Tuning behavior can be modified by defining the TC with an optional
TunerConfig
parameter constructed as such:
tuner_config=tc.TunerConfig().threads(5).generations(3).pop_size(5)
.
Note
By providing a fixed filename and calling short tuning runs over multiple executions with load_from_cache=True and store_to_cache=True, one can effectively reinforce the tuning process over time without paying a longer startup cost.
Fixed TC, varying input sizes¶
A TC definition can be reused but will trigger recompilation for different size combinations. While we recommend tuning independently for each TC and input size variation, the best options found for a particular TC and input size combination may transfer well to another input size (especially if sizes are close and the kernels exhibit the same type of bottlenecs; i.e. memory-bound, latency-bound, instruction-issue-bound, compute-bound).
Pseudo-templating¶
The TC mapper requires statically affine tensor indexing functions. Without getting into deeper details, the dependence analysis process is significantly simplified and can be represented exactly. As a consequence, tensor subscripts should avoid multiplications between an unknown parametric quantity and an index variable. In practice this may require writing different TC versions for different stride and kernel sizes. A simple workaround would be for TC language to provide a templating mechanism. A much simpler way to achieve the same effect is to dynamically perform string substitutions based on runtime values by formatting the TC string with python regular expressions:
import re import torch import tensor_comprehensions as tc tc_str=""" def avgpool(float(B, C, H, W) input) -> (output) { output(b, c, h, w) +=! input(b, c, h * <sH> + r_kh, w * <sW> + r_kw) / (<kH> * <kW>) where r_kh in 0:<kH>, r_kw in 0:<kW> } """ tc_str = re.sub('<sh>', '1', tc_str) tc_str = re.sub('<sw>', '1', tc_str) tc_str = re.sub('<kH>', '2', tc_str) tc_str = re.sub('<kW>', '3', tc_str) T = tc.define(tc_str, tc.make_naive_options_factory()) out = T.avgpool(torch.ones(1, 1, 4, 4, device='cuda')
Built-in Functions¶
TC allows using CUDA built-in functions as well when defining the TC operations.

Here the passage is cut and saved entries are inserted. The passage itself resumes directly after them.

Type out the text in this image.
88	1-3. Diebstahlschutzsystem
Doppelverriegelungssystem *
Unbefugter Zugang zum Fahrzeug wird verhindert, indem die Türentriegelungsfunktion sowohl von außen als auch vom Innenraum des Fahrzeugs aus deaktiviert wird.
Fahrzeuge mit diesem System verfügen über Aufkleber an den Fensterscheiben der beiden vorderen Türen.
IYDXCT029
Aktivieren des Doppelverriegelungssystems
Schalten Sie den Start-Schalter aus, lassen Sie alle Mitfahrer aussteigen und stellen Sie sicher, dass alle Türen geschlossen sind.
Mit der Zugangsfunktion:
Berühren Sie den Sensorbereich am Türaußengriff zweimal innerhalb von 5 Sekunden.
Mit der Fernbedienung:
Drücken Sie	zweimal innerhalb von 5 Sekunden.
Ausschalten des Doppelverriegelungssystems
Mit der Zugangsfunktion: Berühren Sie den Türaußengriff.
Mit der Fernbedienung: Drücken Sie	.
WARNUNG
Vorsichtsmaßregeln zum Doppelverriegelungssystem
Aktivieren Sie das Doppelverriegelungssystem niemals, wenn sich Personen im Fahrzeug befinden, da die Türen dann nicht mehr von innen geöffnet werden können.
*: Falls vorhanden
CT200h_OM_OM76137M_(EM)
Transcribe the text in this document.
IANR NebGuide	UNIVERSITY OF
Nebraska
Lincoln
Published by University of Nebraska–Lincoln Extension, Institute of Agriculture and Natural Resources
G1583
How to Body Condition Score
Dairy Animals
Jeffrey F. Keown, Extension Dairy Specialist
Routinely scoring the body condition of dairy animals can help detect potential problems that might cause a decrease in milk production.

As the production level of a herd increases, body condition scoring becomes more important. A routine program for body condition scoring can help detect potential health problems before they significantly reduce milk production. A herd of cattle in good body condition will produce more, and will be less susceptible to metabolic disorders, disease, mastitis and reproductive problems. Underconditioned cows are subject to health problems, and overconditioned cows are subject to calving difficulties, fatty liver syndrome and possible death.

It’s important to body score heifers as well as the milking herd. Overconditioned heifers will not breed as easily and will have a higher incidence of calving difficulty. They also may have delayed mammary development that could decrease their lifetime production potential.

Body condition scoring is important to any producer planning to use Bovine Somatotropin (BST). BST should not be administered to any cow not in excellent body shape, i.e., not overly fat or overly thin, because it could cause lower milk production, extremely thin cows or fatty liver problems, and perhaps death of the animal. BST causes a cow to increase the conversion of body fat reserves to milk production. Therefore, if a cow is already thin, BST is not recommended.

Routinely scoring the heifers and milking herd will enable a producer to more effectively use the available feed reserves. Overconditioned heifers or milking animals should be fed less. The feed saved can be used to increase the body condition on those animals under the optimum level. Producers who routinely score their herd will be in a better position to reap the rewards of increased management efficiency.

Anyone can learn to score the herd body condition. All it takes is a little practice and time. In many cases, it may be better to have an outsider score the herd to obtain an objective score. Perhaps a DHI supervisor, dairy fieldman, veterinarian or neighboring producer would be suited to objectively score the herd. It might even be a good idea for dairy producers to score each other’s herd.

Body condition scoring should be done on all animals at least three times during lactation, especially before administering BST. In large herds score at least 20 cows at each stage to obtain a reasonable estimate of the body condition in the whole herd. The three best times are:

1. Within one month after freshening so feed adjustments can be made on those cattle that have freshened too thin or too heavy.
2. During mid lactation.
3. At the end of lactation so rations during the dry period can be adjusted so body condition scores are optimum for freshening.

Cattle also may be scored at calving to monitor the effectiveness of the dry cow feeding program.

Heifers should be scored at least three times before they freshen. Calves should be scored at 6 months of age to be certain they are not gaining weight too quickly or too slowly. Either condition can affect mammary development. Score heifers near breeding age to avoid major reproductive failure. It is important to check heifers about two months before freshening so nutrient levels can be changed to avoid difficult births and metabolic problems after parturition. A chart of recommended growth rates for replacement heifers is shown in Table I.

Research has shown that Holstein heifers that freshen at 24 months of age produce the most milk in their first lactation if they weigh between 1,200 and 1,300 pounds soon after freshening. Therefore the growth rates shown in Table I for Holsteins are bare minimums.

During execution, the CUDA API will be called for those built-in
functions. For example, assume one wants to use fmax
CUDA function in TC:
import torch import tensor_comprehensions as tc tc_str = """ def relu(float(B,M) I) -> (O) { O(b, m) = fmax(I(b, m), 0) } """ T = tc.define(tc_str, tc.make_naive_options_factory()) O = T.relu(torch.randn(100, 128, device='cuda'))
TC only supports a subset of built-in CUDA functions. Built-in functions supported in TC are listed in this file. Documentation for these functions is available as part of the official CUDA documentation.
More examples¶
You can find more examples in our unit tests. We also provide more elaborate examples on how to compute argmin as well as a simple TC + PyTorch python overhead benchmark.